Sintering behaviour, microstructural charectirisation and thermal expansion properties Zr substituted SnMo2O8
Zirconium substituted SnMo2O8 is a material whose thermal expansion can be tuned by controlling the amount of Zr substitution. Previous studies have shown that this material can exhibit ultra low thermal expansion when an equimolar amount of Sn is substituted by Zr. This system belongs to a family of negatively expanding AM2O8 materials where A=Zr, Hf and M=W, Mo. These materials have a characteristic cubic structure consisting of AO6 octahedra and MO4 tetrahedra. In this project single phase cubic crystalline system Zr0.5Sn0.5Mo2O8 was synthesized and sintered at different temperatures. The microstructure of the material was studied using an electron microscope. The thermal expansion coefficient (CTE) was determined experimentally using a dilatometer. This CTE value was found to be on par with that of commercial glass ceramics. The dielectric properties of the material were analysed at room and elevated temperatures.

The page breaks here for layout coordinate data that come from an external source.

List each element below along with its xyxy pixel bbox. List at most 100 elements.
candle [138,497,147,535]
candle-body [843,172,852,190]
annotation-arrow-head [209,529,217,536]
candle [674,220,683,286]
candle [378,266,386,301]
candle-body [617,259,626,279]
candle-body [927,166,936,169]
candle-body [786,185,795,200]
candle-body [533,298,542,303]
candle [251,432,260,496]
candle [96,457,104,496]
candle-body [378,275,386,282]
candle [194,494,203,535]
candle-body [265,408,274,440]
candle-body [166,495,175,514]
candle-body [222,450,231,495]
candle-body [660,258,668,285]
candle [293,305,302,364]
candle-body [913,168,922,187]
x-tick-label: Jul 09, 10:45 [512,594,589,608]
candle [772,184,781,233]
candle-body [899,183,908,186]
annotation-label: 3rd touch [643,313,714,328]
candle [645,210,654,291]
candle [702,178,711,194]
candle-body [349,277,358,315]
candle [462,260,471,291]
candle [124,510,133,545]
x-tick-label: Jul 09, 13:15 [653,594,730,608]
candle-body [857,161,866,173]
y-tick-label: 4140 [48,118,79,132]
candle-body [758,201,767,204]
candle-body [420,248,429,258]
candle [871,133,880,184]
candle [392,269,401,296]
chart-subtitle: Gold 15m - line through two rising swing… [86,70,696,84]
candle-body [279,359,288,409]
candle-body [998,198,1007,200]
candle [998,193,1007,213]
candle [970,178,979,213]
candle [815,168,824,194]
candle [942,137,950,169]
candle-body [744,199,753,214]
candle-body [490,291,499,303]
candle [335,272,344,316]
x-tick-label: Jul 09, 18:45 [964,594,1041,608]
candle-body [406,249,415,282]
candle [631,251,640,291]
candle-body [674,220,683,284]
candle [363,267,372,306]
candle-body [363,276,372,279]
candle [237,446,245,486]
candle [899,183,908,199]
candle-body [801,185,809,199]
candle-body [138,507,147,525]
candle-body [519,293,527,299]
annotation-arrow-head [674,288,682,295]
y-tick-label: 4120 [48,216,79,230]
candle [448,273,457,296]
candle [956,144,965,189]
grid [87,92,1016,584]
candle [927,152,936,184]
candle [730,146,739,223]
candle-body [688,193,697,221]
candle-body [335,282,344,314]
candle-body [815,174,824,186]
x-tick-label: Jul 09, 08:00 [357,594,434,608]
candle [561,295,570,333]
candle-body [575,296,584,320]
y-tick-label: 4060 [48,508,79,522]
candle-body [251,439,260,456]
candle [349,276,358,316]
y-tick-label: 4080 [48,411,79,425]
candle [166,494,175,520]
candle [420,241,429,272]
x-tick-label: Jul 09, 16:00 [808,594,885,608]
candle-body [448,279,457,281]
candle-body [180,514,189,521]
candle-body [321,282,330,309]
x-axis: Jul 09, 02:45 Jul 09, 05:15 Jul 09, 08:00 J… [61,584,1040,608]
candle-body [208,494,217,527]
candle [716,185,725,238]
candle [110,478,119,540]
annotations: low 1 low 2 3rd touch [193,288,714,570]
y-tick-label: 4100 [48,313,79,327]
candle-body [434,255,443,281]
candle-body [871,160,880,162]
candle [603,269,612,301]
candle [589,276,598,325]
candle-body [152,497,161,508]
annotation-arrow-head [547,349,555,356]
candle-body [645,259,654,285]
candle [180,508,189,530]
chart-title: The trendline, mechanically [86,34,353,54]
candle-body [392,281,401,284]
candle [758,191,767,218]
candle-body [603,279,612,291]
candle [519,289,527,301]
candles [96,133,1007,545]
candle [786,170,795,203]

Schematic to show the rotation of polyhedra to accommodate thermal energy
Materials with Vickers hardness value greater 40 GPa are known as superhard materials. Few of the transition metal boride phases also falls into this category of materials. These materials have high hardness values, bulk moduli and good electronic conductivity which makes them promising candidate for many industrial applications. These materials have potential applicability as abrasives, cutting tools, wear resistant coatings and electrode materials in harsh environments. But synthesis of these materials often involves application of very high pressure of the order of gigapascals. In the synthesis process lighter element like boron is added to transition metals in order to obtain multi directional covalent bonding over metallic bonding present in transition metals, which results higher hardness. Efforts are made to synthesize nano-crystalline transition metal borides at low pressure condition aiming for increased hardness and better mechanical properties.
Mayenite, Ca12Al14O33, abbreviated as C12A7 (12CaO.7Al2O3), was basically used as a refractory oxide. It has a very interesting cage structure and most of the early research on Mayenite dealt with its unique crystal structure. The crystal structure of Ca12Al14O33 is made up of a 3D network of corner-sharing AlO4 tetrahedra together with seven-coordinated Ca ions, and six crystallographic cages of a subnanometer size (~0.4 nm in diameter). An additional oxygen ion, which is called ‘free oxygen’ or ‘extra-framework oxygen’, occupies one of those cages to maintain the charge neutrality of the entire crystal.
It was found later, that this compound exhibits high ionic conductivity, roughly an order less than YttrSZ. Also this compound transforms into an electride upon reduction. Also many other anions like (F-,Cl-, O2-, O-,OH-) can be incorporated into the structure of Mayenite. Hence physical properties like hardness, electrical and thermal conductivities can be altered by changing the chemistry of Mayenite. These special properties are attributed to its unusual crystal structure.
Mayenite was synthesized from Calcite and Alumina through thermal route. The mechanical properties, electrical and thermal conductivities of O-Mayenite and N-Mayenite will be investigated and the dependence of composition on these properties will be studied.